One of the men, Abdel-Hakim Belhaj, is now head of the Tripoli Military Council in the Libyan capital. The other, Sami al-Saadi, is also a former anti-Gadhafi activist.

The pair allege they were the targets of “extraordinary renditions” in 2004, in which Belhaj was detained in Thailand and al-Saadi in Hong Kong in covert operations and spirited back to Libya to face interrogation by Gadhafi’s security apparatus. Both men say British intelligence agents assisted in the kidnappings; Belhaj accuses the CIA of involvement as well.

Police and prosecutors in London said Thursday that the allegations of British complicity in rendition and torture were “so serious that it is in the public interest for them to be investigated now,” rather than waiting for the conclusion of a separate public inquiry into such alleged practices.

The two men’s accusations have been bolstered by documents found after the fall of Tripoli, the Libyan capital, to anti-Gadhafi fighters last year. Files discovered by the organization Human Rights Watch in the office of former Libyan intelligence chief Musa Kusa pointed to close cooperation between Libyan spies and their American and British counterparts.
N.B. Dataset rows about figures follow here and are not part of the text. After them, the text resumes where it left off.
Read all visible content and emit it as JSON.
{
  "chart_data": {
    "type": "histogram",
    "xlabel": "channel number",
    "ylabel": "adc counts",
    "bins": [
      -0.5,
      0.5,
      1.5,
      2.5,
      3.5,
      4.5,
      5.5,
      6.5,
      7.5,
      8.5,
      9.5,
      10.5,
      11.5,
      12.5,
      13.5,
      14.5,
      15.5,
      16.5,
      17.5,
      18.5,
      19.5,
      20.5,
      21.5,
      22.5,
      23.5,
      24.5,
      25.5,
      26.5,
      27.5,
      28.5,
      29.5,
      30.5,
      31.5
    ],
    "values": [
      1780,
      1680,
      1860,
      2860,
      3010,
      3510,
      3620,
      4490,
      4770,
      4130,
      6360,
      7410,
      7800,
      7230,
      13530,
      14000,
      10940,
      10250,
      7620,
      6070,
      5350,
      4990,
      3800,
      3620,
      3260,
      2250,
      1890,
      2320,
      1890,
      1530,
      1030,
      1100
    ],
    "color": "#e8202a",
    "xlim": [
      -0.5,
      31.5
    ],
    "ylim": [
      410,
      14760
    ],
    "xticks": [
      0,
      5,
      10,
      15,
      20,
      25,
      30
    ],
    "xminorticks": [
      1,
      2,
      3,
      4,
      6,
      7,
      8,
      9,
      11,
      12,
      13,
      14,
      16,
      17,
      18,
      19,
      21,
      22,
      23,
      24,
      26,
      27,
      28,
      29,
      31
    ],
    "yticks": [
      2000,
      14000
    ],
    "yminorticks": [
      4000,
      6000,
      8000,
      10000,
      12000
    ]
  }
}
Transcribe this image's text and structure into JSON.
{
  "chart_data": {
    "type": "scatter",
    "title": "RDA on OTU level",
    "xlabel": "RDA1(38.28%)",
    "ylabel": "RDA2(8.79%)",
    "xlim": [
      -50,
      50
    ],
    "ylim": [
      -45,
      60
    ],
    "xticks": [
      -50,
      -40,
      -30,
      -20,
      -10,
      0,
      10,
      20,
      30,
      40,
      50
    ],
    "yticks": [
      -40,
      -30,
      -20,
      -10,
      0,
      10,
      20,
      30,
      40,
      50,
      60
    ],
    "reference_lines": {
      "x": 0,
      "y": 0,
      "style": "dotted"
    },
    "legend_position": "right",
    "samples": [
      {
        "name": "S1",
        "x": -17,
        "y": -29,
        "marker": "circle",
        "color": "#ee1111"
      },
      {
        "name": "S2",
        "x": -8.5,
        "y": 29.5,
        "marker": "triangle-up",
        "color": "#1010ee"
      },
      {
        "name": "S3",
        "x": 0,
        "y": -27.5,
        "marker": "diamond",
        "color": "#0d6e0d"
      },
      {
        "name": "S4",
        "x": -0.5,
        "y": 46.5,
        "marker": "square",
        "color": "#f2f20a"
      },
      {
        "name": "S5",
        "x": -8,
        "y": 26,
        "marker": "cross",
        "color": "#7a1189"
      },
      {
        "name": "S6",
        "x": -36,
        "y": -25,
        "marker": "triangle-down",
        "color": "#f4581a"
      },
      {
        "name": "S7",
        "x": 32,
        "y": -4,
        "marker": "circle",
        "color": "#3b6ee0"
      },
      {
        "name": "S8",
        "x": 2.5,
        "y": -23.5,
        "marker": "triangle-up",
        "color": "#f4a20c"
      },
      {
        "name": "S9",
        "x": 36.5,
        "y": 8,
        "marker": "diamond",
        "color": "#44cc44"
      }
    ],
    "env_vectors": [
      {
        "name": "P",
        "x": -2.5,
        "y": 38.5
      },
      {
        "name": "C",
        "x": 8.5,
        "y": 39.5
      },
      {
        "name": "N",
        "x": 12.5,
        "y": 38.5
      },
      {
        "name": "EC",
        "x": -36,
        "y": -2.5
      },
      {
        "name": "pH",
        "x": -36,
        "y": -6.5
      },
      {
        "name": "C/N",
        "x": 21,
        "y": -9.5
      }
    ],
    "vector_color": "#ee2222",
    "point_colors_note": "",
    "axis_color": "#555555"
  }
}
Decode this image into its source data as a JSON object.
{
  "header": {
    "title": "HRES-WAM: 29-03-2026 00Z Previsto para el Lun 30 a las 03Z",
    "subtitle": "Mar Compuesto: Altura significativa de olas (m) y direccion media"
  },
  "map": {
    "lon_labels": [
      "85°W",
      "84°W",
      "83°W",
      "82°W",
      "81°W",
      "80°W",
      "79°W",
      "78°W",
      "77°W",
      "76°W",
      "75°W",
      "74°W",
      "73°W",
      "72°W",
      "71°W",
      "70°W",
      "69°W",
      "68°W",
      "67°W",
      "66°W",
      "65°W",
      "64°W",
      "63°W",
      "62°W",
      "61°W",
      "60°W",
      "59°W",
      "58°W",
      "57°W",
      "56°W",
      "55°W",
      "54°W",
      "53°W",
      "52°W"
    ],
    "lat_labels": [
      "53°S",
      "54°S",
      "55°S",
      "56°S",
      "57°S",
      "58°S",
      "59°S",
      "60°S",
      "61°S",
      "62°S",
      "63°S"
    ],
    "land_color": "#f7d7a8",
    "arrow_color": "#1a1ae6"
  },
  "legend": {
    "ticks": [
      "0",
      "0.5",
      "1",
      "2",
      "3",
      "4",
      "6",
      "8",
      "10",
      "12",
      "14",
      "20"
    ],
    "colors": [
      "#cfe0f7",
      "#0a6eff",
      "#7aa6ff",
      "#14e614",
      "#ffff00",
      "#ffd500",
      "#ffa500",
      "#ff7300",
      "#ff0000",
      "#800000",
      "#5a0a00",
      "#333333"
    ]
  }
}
Separately, authorities announced they would not be bringing charges against unnamed British intelligence agents accused of complicity in the alleged torture of terrorism suspects who eventually wound up at the U.S. military’s detention center in Guantanamo Bay, Cuba.

Police and prosecutors said there was not enough evidence to show the agents knew with certainty that mistreatment was happening when they participated in the questioning of the suspects.